9. Mit Beschwerde vom 26. Juni 2023 gelangte der Beschwerdeführer, vertreten durch Rechtsanwältin Lea Hungerbühler, diese substituiert durch MLaw Nathalie Vainio, an das Verwaltungsgericht und beantragte die Aufhebung des Hafturteils und die unverzügliche Haftentlassung des Beschwerdeführers. Zudem sei festzustellen, dass die Haft im Untersuchungsgefängnis Solothurn aufgrund der unzulässigen Haftbedingungen unzulässig gewesen sei. Eventualiter sei festzustellen, dass die Haft unrechtmässig gewesen sei. Dem Beschwerdeführer sei zufolge Mittellosigkeit die integrale unentgeltliche Rechtspflege zu gewähren. Alles unter Kosten- und Entschädigungsfolge zu Lasten der Vorinstanz.
10. Das Migrationsamt beantragte am 30. Juni 2023 die Abweisung der Beschwerde und verzichtete auf eine Vernehmlassung. Das Haftgericht übermittelte am 3. Juli 2023 die Akten.
11. Am 6. Juli 2023 wurde der Beschwerdeführer nach Slowenien ausgeflogen.
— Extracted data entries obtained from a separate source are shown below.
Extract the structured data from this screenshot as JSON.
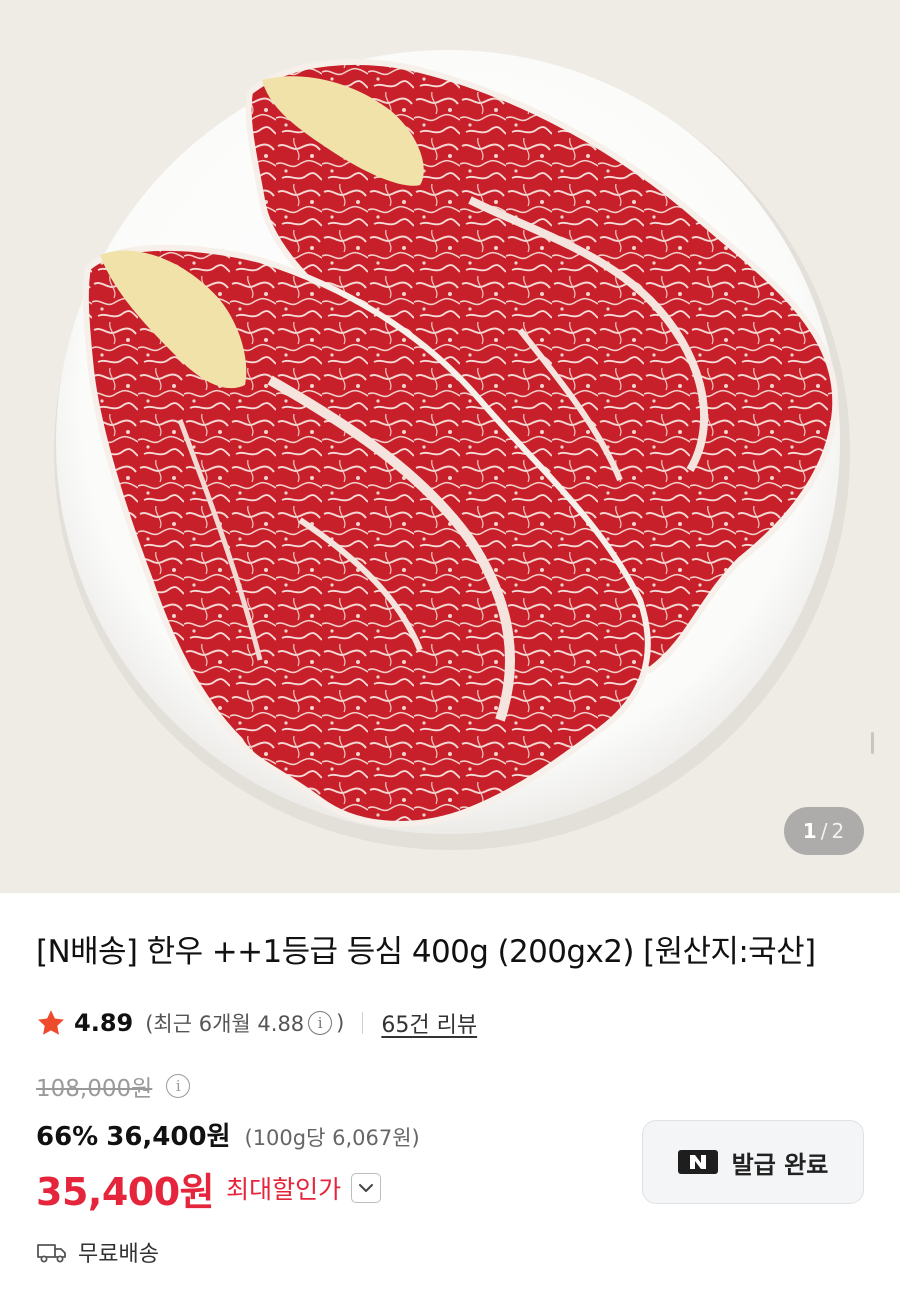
{
  "gallery": {
    "current_page": "1",
    "separator": "/",
    "total_pages": "2"
  },
  "product": {
    "title": "[N배송] 한우 ++1등급 등심 400g (200gx2) [원산지:국산]",
    "rating": {
      "score": "4.89",
      "recent_open": "(최근 6개월 4.88",
      "info_glyph": "i",
      "recent_close": ")",
      "reviews_link": "65건 리뷰"
    },
    "pricing": {
      "original_price": "108,000원",
      "discount_rate": "66%",
      "sale_price": "36,400원",
      "unit_price": "(100g당 6,067원)",
      "final_price": "35,400원",
      "max_discount_label": "최대할인가"
    },
    "coupon": {
      "label": "발급 완료",
      "icon": "naver-n-icon"
    },
    "shipping": {
      "label": "무료배송",
      "icon": "truck-icon"
    }
  },
  "colors": {
    "accent_red": "#e5253b",
    "rating_star": "#ee4a2c"
  }
}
Gleichentags liess er abschliessende Bemerkungen einreichen und an den Feststellungsbegehren festhalten.
II.
1. Die Beschwerde ist frist- und formgerecht erhoben worden. Sie ist zulässiges Rechtsmittel und das Verwaltungsgericht zur Beurteilung zuständig (vgl. § 11 Einführungsverordnung zum Bundesgesetz über die Ausländerinnen und Ausländer und zum Asylgesetz [EAuV, BGS 512.153] i.V.m. § 49 Gerichtsorganisationsgesetz, GO, BGS 125.12). Rechtsprechungsgemäss besteht in Fällen ausländerrechtlicher Haft selbst dann ein schutzwürdiges Interesse an der Beurteilung der Beschwerde, wenn der Beschwerdeführer im Urteilszeitpunkt bereits aus der Haft entlassen worden ist und um Feststellung der Rechtswidrigkeit der Haft ersucht, sofern er in vertretbarer Weise eine Verletzung der Konvention zum Schutze der Menschenrechte und Grundfreiheiten (EMRK, SR 0.101) geltend macht (vgl. Urteil des Bundesgerichts 2C_599/2020 vom 24. November 2020 E. 3.2, BGE 142 I 135 E. 1.3.1). Der Beschwerdeführer macht vorliegend eine Verletzung von Art. 5 EMRK (Recht auf Freiheit und Sicherheit) geltend und begründet dies ausreichend, weshalb trotz zwischenzeitlich erfolgter Ausschaffung auf seine Beschwerde einzutreten ist.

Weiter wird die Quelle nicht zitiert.